If you need 600cfm, then the 500cfm of the 4100 1.12 Autolite will be to small and cost 10hp or so.
Beyond that my experience, backed up with G-tech and Miles per gallon measurements and winter/summer experience is:
1. The Auto 4100 is very reliable unless you get a really really dirty one. And its usual failings (accel and pump and secondary diaphragms) are easily fixed.
2. But over 300hp, a good Auto 4300 will outrun an Auto 4100, and in fact it will run with a well prepped Holley 600cfm.
3. Ok what is a "good" or "bad" Auto 4300:
4a. The 4300 does not like dirt or crud especially in the hard to clean air horn assembly.
4b. I've had a lot of trouble with the small 470cfm version, but why bother, just use an Auto 4100 instead.

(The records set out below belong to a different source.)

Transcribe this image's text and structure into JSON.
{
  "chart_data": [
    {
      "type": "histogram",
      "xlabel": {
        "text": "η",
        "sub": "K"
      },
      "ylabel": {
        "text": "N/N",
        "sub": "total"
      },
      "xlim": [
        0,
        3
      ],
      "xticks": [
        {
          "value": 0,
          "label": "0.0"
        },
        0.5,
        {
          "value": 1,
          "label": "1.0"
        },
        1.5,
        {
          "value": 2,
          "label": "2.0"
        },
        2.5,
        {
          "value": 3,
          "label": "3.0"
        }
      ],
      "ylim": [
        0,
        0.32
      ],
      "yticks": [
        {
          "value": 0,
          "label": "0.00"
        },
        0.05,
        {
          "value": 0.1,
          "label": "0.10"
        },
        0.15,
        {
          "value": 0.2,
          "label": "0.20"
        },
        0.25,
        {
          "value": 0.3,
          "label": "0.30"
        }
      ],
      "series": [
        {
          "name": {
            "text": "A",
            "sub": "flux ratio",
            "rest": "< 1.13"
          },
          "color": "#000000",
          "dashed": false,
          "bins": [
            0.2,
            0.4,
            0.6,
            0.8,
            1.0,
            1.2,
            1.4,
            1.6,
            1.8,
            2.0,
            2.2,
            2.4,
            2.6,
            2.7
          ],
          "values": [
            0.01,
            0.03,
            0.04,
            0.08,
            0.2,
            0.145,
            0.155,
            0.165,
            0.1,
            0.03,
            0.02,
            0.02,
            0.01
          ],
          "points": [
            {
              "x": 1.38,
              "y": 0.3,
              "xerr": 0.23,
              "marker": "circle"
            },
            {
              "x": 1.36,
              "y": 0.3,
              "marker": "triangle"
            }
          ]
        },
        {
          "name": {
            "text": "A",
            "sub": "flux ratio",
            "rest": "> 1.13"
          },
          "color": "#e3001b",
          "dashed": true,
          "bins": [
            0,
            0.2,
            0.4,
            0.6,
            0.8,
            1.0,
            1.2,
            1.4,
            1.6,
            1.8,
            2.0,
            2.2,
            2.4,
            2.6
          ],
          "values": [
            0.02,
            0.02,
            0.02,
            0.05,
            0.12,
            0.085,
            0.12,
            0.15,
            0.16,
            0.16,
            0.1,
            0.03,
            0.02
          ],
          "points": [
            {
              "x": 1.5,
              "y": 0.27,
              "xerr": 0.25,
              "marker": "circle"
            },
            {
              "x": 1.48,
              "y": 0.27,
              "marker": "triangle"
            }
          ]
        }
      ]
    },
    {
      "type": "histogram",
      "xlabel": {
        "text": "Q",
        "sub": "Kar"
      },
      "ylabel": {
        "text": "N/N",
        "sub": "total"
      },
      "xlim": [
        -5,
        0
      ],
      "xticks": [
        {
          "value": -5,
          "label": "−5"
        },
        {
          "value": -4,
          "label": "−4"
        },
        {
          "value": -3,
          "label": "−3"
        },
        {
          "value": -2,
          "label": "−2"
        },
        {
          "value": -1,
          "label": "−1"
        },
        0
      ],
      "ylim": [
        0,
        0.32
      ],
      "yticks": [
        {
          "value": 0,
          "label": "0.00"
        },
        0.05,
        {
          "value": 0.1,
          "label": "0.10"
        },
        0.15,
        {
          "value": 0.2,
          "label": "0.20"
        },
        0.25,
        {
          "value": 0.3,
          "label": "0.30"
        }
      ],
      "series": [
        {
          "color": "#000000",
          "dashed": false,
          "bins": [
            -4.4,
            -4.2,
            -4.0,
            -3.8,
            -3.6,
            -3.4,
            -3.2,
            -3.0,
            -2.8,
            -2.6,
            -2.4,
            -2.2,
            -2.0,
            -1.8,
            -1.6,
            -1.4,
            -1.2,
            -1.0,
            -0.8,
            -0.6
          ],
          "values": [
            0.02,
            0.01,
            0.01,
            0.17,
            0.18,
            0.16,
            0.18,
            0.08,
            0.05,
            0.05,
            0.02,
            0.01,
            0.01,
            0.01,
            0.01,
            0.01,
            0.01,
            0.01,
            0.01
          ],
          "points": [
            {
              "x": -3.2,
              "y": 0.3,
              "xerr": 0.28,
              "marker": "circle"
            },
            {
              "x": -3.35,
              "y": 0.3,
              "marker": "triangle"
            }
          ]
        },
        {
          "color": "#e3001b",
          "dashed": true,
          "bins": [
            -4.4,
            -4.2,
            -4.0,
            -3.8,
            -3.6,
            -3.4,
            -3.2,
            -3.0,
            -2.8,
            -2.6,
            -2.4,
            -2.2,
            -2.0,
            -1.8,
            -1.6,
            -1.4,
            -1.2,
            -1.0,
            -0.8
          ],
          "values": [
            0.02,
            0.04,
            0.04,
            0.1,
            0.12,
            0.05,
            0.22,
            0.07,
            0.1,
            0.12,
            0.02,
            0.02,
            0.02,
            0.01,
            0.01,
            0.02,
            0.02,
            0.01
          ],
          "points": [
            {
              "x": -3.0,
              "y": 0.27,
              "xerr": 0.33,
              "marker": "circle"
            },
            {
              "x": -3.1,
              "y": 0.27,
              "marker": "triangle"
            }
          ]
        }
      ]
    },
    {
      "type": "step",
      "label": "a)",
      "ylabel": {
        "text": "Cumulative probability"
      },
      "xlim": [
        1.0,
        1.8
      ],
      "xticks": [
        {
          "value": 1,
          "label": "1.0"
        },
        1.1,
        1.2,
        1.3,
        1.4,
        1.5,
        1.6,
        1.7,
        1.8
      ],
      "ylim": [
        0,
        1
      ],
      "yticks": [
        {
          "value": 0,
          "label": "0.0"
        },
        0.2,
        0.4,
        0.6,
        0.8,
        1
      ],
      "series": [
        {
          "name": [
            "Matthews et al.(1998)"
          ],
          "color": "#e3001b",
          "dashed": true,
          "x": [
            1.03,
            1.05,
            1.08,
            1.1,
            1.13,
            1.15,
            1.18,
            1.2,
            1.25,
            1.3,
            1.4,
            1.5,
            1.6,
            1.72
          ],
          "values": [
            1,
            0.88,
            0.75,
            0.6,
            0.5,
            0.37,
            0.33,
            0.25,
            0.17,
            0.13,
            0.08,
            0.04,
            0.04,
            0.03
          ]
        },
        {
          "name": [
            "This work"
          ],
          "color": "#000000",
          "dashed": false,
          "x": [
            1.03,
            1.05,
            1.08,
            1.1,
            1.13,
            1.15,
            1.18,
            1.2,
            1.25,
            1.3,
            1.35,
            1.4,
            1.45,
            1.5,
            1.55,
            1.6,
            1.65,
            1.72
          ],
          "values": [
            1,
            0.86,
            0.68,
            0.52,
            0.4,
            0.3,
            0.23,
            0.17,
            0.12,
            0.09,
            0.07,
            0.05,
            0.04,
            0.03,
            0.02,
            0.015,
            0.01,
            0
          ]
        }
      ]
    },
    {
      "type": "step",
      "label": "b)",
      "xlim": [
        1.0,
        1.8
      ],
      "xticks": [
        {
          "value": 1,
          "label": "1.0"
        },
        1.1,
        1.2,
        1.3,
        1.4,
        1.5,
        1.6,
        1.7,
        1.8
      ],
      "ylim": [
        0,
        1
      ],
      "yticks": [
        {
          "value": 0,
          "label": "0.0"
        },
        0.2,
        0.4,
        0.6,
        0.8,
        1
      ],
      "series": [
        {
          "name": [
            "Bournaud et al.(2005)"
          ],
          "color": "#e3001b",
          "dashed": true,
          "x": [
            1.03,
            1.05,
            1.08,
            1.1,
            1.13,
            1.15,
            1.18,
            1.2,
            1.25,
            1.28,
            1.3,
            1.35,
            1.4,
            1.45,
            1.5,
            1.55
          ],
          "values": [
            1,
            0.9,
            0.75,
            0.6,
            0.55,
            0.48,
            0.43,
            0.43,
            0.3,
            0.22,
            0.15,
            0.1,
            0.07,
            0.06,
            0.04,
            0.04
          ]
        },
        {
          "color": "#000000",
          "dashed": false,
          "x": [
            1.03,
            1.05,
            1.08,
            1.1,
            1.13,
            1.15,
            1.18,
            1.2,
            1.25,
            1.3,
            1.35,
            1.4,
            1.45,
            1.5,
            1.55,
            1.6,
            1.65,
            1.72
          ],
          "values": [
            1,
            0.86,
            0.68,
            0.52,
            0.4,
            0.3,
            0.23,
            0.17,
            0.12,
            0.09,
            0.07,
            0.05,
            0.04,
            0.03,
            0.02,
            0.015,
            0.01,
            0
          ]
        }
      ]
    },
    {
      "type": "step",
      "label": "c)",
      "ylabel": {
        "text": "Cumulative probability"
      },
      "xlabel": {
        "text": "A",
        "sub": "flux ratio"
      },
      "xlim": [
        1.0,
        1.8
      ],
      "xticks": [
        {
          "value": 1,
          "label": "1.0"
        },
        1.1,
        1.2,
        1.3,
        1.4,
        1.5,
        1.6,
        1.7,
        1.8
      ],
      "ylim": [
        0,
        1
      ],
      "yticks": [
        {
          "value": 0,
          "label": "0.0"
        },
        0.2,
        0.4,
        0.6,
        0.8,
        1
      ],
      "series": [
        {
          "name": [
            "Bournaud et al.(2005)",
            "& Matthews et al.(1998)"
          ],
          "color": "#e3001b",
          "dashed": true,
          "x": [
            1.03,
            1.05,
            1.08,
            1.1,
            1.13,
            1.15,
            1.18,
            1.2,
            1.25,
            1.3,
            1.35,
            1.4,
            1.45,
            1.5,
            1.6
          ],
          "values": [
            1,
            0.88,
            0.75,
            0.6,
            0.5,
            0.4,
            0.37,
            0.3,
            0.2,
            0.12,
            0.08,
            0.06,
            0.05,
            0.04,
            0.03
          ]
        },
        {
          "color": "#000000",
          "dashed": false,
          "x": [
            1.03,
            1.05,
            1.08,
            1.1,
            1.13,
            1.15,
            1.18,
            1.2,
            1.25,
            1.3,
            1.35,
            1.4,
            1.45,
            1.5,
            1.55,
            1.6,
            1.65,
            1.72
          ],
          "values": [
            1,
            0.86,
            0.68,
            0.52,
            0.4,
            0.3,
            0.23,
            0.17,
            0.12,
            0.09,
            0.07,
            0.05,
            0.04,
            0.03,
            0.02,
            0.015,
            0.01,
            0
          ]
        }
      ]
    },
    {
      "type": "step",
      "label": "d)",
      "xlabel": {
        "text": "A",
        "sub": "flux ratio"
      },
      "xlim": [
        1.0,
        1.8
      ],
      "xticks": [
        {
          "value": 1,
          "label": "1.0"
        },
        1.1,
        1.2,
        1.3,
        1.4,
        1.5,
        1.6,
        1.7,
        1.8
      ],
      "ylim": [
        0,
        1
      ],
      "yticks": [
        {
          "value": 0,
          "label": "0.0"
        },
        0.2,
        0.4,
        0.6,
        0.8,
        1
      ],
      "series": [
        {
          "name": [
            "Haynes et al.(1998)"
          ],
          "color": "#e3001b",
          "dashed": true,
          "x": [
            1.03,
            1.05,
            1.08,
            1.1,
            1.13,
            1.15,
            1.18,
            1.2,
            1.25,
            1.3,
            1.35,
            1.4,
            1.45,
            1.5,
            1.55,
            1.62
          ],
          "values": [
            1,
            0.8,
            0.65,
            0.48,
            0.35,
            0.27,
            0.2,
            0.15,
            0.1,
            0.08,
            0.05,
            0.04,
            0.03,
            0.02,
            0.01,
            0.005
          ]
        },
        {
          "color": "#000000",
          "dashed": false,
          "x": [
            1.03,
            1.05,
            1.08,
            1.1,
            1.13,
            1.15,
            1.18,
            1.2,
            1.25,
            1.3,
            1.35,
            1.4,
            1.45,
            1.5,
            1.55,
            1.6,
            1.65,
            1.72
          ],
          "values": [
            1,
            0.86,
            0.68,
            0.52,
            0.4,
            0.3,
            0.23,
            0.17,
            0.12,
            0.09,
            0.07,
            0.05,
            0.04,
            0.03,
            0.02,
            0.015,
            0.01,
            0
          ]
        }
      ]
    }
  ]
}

4c. The 1973 and newer 4300A has given me bad luck.
4d. The best running, fastest 4300A's I've had have been the early C8SF, good luck finding one that isn't already tired. Most years from 1968-1972 can be made to run good, I have a very fast D2 version that is bone stock.
4e. The 4300 tends to run lean if you are making much over 350hp or running open headers.
4f. In fact, don't use the 4300 with open headers. I'd be interested if anyone has solved this problem.
4g. But when it's the middle of winter and you want the car to actually start, as opposed to the negotiation proceses inherent to many Holley carbs, a clean early 600cfm 4300 gives peace of mind.
4h. The accelerator pump plunger on the 4300 will dry out and shrink causing a bog and poor starting [no pump shot] but usually soaking in gas will fix this.
4i. I have heard stories of the upper body cracking where the fuel filter screws in - disaster and fire can result. I have never had this happen and have run 4300s for 40 years, but I have heard others that will not run a 4300 for this reason.
If you put a good clean 600cfm 1968-1972 on top of your near-stock 351w thru the mufflers it should run great, and they are good on gas too.